Be assertive. Ask for time to talk about the problem, and make it clear that you need support. Try hard - and this is difficult - not to take a pupil's misbehaviour as directed personally to you. To do so is a prime cause of unhappiness. You may well reach the point where a particular child's face keeps swimming into your consciousness. You may even have dreams about him. Be assured that the child does not hate you, and he is certainly not having dreams about you. Ask for feedback. Teachers get too little feedback from management - everyone is busy and takes everyone else for granted. Ideally, a head would call in a teacher and say: "Sit down for a moment, I just wanted to tell you how pleased I am with the way you are teaching reading at the moment."
Sadly, it hardly ever happens. So try asking for it - as a new teacher you are in a unique position to do this. Ask for a private moment and then do not just say: "How am I doing?" Make it more focused: "Could you tell me how my teaching of reading is shaping up?"
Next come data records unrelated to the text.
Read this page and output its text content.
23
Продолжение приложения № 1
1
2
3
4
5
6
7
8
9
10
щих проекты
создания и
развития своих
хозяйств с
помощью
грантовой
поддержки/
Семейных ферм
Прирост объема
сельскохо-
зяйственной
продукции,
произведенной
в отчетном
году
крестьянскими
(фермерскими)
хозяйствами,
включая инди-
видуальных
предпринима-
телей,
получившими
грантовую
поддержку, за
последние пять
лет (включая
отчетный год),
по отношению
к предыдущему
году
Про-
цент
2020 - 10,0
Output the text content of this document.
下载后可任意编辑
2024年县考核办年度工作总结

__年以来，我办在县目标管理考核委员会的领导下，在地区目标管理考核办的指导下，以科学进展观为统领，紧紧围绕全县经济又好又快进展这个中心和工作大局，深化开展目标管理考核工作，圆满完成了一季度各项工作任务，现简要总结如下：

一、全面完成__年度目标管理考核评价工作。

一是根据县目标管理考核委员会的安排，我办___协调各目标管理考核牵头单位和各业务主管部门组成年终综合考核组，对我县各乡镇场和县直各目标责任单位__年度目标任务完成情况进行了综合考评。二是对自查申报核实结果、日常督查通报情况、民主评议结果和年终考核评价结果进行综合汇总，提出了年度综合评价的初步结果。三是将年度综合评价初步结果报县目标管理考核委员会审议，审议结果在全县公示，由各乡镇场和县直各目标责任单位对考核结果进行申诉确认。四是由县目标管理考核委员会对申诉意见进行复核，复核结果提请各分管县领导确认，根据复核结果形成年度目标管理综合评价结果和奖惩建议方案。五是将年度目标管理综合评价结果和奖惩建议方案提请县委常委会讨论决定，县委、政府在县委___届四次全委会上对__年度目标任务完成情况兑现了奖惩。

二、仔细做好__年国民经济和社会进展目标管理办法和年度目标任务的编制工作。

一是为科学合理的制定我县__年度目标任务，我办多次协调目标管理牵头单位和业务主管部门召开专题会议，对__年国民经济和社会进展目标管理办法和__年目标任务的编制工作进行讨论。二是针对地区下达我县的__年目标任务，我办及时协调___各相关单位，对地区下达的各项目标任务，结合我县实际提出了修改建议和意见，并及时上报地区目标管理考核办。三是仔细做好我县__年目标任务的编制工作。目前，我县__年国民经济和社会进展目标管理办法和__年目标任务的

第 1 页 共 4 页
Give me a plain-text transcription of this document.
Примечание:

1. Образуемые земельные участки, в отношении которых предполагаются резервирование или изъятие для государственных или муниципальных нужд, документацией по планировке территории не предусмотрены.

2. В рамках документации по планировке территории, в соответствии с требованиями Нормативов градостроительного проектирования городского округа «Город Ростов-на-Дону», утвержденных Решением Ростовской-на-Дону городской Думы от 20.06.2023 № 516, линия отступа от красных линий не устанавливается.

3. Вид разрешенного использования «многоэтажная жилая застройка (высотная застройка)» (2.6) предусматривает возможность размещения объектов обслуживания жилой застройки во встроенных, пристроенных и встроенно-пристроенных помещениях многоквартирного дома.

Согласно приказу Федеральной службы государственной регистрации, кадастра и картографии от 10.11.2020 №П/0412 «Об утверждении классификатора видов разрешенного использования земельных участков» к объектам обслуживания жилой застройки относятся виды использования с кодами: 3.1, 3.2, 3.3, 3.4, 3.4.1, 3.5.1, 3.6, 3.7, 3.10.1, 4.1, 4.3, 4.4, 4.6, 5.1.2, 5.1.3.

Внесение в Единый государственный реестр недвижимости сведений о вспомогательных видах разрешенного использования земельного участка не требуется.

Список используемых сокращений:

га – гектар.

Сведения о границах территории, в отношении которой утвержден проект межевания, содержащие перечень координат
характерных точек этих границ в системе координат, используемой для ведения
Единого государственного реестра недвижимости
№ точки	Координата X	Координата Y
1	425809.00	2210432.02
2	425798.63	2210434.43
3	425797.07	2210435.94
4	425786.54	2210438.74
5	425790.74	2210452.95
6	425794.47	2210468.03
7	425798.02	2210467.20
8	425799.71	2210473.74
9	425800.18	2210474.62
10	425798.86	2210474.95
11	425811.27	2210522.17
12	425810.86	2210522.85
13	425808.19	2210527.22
The discussion will then surely broaden out. In a gratifying number of cases the head will be slightly surprised that you have doubted yourself, and will then go on to feel a bit guilty about not having talked to you earlier.
Say to colleages such things as: "I want you to know how much I appreciated your help with that dinner queue today." This will make both you and the colleague feel better, and will encourage others to support you and take notice of you.
Get a life
Anyone involved in amateur theatre or music knows that fewer teachers are now taking part. This is a shame, because the teacher who leaves a team, or a choir or a drama group because of pressure of work has, frankly, lost a sense of what is important in life. The decision to leave is a downhill step which is bad for self-esteem, for mental health and for the ultimate well-being of pupils. Remember, too, that taking too much work home can put pressure on your personal relationships.
There is no doubt that being physically fit helps for a number of reasons.Taking exercise is in itself therapeutic; feeling fit is good for self-esteem; being fit helps you get through a tiring week.
Make time for this. The issue is whether you, in a job which involves so much giving to others, can devote a tiny proportion of the week to your own health and well being. If you have no favourite way of doing it, consider splashing out on joining the sort of gym where you can feel cossetted by pleasant staff and good changing facilities.
Focus on the manageable
I started by moving the focus from "teaching" to particular teaching tasks. You could keep doing this. So instead of thinking "I find class B difficult and I cannot cope", start thinking of exactly what (and who) makes the class difficult. Then go on to devise ways of dealing with these individual issues.
Of course this isn't easy, but it is considerably more positive than simply wringing your hands at the prospect of seeing that dreadful Class B yet again.
And finally. . .
Celebrate your success. It is in the nature of conscientious people that they dwell on the things they have done wrongly. Try hard to give as much mental time to the things you have done well - there will always be plenty of them.